You are responsible for knowing and following the policies on scholastic conduct that are described in the syllabus and in the related documents discussed above (see especially the CS&E Department Academic Conduct Policy).
University policy is to provide, on a flexible and individualized basis, reasonable accommodations to students who have documented disability conditions (e.g., physical, learning, psychiatric, vision, hearing, or systemic) that may affect their ability to participate in course activities or to meet course requirements. Students with disabilities are encouraged to contact Disability Services and their instructors to discuss individual needs for accommodations. Disability Services, McNamara Alumni Center, Suite 180, 200 Oak Street, East Bank. Staff can be reached by calling (612) 626-1333 (voice or TTY).
As a student you may experience a range of issues that can cause barriers to learning, such as strained relationships, increased anxiety, alcohol/drug problems, feeling down, difficulty concentrating, and/or lack of motivation. These mental health concerns or stressful events may lead to diminished academic performance or reduce your ability to participate in daily activities. University of Minnesota services are available to assist you with addressing these and other concerns you may be experiencing. You can learn more about the broad range of confidential mental health services available on campus here.
In this course, we are committed to the University's equal access and opportunity policy. The University of Minnesota shall provide equal access to and opportunity in its programs, facilities, and employment without regard to race, color, creed, religion, national origin, gender, age, marital status, disability, public assistance status, veteran status, sexual orientation, gender identity, or gender expression.
In this course, we are committed to the University's Sexual Harassment, Sexual Assault, Stalking and Relationship Violence policy. The University of Minnesota is committed to taking prompt and effective steps intended to end sexual harassment, sexual assault, stalking, relationship violence, and related retaliation, prevent their recurrence and, as appropriate, remedy their effects.
Zoom: We will use Zoom for classes and labs to allow remote attendance. We will also use Zoom for office hours meetings. To enhanche the student learning experience, we will record the meetings, use Kaltura to generate subtitles, and provide the recordings on this site. (We will not make the recordings publicly available.) If you have concerns about your visibility on Zoom (e.g., your video on Zoom) while attending meetings remotely, you are free to turn off your video during the meetings, and you should not be visible in the recording. If you have other concerns, please contact the instructor on Piazza for further information.
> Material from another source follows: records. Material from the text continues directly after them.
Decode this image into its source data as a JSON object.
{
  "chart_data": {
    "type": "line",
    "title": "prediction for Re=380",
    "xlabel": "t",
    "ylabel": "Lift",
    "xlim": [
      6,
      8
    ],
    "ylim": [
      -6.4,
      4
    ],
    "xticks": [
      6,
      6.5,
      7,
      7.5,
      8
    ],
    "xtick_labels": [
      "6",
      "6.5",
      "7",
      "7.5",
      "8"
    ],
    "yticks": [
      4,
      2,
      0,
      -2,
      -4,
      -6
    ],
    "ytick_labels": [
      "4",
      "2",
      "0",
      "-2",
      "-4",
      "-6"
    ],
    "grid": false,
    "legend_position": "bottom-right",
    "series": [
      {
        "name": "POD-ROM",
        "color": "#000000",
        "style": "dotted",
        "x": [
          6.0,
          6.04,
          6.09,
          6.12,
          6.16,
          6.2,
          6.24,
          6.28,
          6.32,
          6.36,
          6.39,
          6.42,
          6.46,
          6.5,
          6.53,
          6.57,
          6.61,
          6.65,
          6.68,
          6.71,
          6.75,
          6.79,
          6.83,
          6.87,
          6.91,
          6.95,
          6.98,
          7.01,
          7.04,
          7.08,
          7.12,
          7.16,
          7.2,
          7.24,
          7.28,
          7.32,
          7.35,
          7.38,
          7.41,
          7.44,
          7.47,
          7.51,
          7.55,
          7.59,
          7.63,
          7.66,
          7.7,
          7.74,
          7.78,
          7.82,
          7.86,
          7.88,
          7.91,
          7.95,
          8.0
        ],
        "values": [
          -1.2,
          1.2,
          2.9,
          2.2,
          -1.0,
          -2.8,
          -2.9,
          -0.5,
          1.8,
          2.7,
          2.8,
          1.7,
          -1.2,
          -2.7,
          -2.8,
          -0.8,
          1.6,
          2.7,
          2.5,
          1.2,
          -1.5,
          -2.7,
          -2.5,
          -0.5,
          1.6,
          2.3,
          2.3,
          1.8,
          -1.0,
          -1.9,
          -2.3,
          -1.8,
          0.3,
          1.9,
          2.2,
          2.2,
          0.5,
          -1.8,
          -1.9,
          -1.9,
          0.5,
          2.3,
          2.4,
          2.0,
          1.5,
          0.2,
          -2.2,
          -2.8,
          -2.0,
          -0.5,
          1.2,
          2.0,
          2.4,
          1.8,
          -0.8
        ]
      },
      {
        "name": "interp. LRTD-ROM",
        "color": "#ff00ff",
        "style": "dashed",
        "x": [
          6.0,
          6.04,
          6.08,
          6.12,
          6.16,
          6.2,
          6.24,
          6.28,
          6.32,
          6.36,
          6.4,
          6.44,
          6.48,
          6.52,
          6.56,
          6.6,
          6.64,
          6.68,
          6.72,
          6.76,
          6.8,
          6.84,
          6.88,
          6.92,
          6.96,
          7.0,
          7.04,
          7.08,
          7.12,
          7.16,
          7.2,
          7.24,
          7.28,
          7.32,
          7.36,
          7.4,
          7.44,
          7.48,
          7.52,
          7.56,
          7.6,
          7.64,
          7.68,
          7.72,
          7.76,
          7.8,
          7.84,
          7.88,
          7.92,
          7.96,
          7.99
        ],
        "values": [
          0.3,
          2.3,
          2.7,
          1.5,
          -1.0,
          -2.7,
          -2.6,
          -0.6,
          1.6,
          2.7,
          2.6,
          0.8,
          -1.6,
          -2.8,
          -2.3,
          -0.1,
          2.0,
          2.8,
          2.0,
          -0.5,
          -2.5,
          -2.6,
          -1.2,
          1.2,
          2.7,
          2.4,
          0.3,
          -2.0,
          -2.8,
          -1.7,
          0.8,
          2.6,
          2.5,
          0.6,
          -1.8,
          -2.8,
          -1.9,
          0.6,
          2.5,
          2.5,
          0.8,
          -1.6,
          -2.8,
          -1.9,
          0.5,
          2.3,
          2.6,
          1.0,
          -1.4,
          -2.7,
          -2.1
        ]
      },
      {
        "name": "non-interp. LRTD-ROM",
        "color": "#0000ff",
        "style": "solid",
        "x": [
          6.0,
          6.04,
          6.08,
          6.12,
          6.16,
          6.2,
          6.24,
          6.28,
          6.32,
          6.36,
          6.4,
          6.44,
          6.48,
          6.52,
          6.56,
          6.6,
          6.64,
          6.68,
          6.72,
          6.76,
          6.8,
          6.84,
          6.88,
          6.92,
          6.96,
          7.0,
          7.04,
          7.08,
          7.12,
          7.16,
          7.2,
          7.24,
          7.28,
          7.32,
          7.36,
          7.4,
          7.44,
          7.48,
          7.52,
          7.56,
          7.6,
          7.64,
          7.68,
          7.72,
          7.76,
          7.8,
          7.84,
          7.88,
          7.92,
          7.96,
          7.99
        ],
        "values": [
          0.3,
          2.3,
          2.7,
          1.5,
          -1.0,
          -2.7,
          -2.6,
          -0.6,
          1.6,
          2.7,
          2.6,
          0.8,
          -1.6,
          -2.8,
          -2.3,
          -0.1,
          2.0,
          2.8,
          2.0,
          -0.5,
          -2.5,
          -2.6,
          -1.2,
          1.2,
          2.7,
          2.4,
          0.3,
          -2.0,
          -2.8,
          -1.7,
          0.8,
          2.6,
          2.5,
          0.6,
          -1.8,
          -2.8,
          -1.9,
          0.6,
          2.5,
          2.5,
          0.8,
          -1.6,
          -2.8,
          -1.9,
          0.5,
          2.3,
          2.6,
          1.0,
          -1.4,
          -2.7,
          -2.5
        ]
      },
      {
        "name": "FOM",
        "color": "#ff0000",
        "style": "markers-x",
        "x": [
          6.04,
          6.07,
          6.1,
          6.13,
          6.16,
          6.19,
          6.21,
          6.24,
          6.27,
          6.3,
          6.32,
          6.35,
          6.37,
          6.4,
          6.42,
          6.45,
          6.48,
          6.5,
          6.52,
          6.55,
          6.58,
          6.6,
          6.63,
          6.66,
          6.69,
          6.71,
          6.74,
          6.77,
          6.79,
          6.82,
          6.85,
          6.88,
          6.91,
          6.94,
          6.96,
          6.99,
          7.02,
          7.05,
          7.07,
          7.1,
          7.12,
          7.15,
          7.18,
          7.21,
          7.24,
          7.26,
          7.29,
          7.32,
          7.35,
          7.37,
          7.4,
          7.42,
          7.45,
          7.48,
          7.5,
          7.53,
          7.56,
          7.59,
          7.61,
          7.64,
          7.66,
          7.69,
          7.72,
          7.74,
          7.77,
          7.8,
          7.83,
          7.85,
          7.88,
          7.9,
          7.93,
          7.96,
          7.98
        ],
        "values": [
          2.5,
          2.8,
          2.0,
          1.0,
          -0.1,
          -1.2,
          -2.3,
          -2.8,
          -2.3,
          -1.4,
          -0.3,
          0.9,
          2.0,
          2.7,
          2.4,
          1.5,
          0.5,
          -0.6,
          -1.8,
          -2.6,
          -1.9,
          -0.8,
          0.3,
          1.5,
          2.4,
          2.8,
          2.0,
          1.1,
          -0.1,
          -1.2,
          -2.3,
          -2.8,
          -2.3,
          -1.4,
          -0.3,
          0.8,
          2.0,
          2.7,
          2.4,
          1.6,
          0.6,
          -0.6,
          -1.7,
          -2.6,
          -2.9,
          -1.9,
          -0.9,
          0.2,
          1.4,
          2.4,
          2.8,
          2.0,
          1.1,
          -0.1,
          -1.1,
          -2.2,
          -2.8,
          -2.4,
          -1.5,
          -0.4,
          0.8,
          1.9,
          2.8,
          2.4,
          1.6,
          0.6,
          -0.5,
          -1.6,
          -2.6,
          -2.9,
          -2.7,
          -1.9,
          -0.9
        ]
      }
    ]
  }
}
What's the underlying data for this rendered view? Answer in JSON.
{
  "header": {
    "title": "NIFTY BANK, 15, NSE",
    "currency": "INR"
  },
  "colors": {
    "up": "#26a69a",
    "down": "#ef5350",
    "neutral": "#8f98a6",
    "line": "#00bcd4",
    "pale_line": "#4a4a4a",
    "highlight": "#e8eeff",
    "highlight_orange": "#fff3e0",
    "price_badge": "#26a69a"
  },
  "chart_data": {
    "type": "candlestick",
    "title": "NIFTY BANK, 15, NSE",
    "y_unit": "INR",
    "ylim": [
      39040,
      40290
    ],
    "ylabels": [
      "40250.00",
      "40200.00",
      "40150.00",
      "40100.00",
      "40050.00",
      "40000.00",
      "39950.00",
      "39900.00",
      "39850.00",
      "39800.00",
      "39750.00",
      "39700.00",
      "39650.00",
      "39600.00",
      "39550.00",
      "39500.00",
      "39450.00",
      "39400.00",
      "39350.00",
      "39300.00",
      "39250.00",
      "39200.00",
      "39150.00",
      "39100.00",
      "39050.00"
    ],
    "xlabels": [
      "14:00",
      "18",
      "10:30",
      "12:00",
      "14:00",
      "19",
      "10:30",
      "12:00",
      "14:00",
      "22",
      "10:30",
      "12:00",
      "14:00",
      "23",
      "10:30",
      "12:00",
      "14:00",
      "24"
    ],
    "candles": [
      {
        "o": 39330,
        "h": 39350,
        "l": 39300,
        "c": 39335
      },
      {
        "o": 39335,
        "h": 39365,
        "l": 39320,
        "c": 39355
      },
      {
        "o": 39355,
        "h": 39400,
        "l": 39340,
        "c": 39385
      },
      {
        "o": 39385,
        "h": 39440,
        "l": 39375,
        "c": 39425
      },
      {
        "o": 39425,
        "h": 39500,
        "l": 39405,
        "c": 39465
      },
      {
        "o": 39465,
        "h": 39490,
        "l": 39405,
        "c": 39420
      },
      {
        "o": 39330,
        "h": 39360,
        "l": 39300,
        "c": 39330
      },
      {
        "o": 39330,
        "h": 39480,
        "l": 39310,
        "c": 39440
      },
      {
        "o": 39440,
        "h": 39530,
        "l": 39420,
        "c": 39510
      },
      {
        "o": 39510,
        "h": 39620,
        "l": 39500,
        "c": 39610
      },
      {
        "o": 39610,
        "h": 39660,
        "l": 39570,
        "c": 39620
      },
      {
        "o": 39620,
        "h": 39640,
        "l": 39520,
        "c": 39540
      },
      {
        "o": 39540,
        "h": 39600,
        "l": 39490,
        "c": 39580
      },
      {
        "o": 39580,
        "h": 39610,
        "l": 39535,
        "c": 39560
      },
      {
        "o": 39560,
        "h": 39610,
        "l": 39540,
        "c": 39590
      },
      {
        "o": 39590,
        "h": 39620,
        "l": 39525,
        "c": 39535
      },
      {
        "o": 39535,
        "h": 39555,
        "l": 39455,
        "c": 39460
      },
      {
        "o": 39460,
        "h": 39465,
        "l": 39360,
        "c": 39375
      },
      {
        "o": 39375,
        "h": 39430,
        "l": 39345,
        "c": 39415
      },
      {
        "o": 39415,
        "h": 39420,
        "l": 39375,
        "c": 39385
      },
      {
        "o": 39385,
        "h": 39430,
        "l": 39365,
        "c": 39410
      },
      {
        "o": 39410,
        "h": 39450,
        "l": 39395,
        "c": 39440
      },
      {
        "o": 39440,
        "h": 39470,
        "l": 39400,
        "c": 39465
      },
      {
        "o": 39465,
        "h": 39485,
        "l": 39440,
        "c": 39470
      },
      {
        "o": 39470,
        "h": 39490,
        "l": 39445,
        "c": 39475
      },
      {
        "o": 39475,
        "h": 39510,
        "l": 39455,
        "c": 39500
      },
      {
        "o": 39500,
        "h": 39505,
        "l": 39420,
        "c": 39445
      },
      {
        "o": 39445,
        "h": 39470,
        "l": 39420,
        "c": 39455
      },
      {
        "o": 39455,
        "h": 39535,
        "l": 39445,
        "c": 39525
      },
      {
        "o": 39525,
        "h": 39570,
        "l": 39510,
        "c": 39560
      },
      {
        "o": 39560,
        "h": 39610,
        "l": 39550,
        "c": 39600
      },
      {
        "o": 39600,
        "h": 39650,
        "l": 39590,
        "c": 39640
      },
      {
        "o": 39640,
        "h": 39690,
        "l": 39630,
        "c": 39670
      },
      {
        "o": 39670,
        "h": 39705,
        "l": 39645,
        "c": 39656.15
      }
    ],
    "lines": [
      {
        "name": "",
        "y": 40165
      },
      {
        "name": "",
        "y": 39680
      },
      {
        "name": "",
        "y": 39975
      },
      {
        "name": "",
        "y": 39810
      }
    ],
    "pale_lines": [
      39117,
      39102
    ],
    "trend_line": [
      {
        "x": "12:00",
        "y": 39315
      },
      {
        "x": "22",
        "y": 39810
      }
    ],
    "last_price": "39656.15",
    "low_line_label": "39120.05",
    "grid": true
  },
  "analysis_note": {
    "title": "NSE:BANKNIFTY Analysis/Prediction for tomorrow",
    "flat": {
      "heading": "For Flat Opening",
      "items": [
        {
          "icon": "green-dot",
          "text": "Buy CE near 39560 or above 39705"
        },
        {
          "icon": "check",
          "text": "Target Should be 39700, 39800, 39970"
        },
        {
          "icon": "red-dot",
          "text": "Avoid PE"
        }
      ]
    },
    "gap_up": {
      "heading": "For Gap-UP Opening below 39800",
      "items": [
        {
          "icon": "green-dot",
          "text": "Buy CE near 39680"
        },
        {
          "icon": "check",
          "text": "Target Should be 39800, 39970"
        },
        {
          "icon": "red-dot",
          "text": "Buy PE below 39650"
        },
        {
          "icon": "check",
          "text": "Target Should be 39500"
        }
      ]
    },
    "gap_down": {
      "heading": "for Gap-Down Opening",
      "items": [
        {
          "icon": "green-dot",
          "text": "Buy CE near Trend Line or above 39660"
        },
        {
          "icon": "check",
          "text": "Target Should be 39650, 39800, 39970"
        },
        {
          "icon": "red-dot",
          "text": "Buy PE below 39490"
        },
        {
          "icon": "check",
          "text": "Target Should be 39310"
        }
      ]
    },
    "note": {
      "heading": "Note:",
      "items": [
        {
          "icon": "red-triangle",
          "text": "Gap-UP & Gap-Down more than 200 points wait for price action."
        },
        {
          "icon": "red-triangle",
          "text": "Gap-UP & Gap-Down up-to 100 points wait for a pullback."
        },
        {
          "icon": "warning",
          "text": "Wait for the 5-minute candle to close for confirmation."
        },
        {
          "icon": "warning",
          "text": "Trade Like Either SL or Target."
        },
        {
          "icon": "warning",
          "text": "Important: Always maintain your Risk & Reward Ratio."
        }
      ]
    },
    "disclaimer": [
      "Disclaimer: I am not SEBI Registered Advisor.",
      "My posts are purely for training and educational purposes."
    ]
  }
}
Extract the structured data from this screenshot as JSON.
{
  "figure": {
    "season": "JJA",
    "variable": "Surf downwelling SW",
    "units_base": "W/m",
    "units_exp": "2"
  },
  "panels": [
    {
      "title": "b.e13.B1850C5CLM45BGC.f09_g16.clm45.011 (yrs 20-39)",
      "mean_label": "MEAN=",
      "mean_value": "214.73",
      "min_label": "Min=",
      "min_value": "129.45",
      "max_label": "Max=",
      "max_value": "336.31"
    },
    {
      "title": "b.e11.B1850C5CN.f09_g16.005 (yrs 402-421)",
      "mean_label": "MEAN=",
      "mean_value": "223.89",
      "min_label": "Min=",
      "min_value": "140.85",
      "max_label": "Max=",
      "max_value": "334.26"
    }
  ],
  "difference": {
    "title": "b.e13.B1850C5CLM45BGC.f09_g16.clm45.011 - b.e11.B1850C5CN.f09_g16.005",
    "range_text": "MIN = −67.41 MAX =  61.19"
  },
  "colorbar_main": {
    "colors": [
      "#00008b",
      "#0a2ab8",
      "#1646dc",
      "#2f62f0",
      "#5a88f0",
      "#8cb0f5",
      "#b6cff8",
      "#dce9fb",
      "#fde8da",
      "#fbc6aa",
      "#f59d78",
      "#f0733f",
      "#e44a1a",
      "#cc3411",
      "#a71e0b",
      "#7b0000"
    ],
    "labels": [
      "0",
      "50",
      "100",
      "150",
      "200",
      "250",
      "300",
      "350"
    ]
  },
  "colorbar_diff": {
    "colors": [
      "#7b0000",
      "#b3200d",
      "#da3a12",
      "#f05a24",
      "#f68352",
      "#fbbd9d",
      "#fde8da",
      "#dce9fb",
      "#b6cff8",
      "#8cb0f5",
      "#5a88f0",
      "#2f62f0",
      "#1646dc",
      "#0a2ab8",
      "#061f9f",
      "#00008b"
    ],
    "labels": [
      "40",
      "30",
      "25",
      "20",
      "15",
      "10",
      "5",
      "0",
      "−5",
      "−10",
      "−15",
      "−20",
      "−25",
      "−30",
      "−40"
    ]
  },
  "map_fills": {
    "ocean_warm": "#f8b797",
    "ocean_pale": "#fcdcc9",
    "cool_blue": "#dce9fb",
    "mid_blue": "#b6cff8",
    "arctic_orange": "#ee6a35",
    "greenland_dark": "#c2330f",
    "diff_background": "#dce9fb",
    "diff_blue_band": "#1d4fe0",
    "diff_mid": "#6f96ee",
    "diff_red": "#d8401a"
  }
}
Websites: In this course, our use of technology will involve sharing students' names, UMN usernames, and/or coursework information to course-related websites (e.g., Gradescope). All web sites might be affected by security vulnerabilities and it could be possible for them to be the target of software attacks. If you have concerns about the visibility of your name, username, or other information, please contact the instructor on Piazza for further information. Rest assured that it is our priority to keep this information within the boundaries of these websites.
All students are expected to behave as scholars at a leading institute of technology. This includes not talking over each other during the meetings. Disruptive students will be warned and potentially dismissed from the meetings.
We reserve the right to make changes to the syllabus to accommodate for exceptional circumstances that are out of the course staff's control. We will announce any change if it needs to happen.